In a statement on its blog, the company stated that it had opted to “shift its focus to other strategic opportunities” after a “lengthy process of review and discussion with a number of public market stakeholders.”

The company had announced its intention to become public via the proposed acquisition of a special purpose acquisition company (SPAC) – a shell company that takes a firm public without having to file an initial public offering (IPO) – in October of 2020.

Circle Denied Reports & Claims

At the time, Circle had said that it was “well on its way to becoming a publicly traded company within the year,” and had also stated that its total pre-money valuation was $4.2 billion.

However, in recent weeks, reports began to emerge suggesting that the SEC had blocked the deal from going through, citing concerns that the SPAC did not have the resources to properly evaluate the risk associated with the acquisition.

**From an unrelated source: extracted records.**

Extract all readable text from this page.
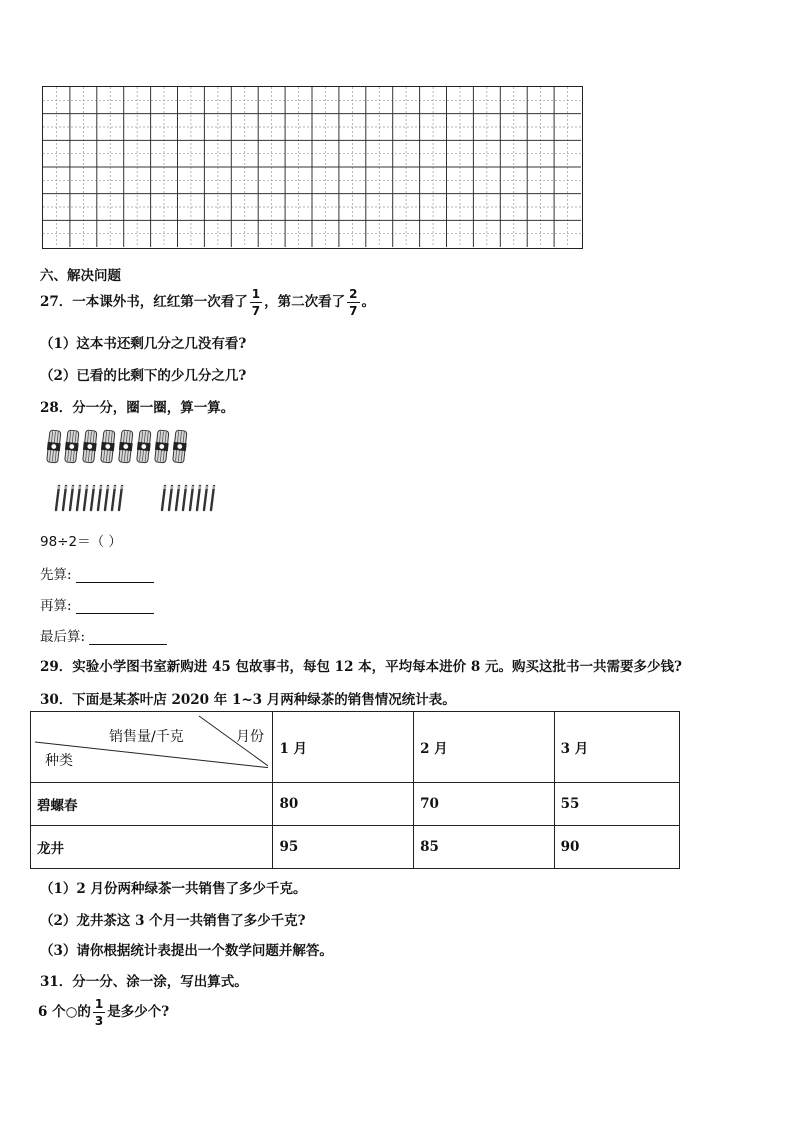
六、解决问题
27．一本课外书，红红第一次看了 $\frac{1}{7}$ ，第二次看了 $\frac{2}{7}$ 。
（1）这本书还剩几分之几没有看?
（2）已看的比剩下的少几分之几?
28．分一分，圈一圈，算一算。
98÷2＝（ ）
先算:
再算:
最后算:
29．实验小学图书室新购进 45 包故事书，每包 12 本，平均每本进价 8 元。购买这批书一共需要多少钱?
30．下面是某茶叶店 2020 年 1~3 月两种绿茶的销售情况统计表。
销售量/千克 月份
种类	1 月	2 月	3 月
碧螺春	80	70	55
龙井	95	85	90
（1）2 月份两种绿茶一共销售了多少千克。
（2）龙井茶这 3 个月一共销售了多少千克?
（3）请你根据统计表提出一个数学问题并解答。
31．分一分、涂一涂，写出算式。
6 个○的 $\frac{1}{3}$ 是多少个?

Circle’s statement denied those claims, saying that “there was no basis for the SEC to take any action to interfere with the SPAC transaction or the associated process.”

The company also stated that it still believes that the SPAC route is a viable way for many digital asset companies to go public, and that it is “still actively talking to a number of potential partners and capital providers with potential solutions”.

Whatever the case may be, it appears that Circle is no longer pursuing the route of a traditional IPO, and is instead preferring to focus on strategic opportunities that, while they may not be as flashy as a public listing, may still result in a successful exit.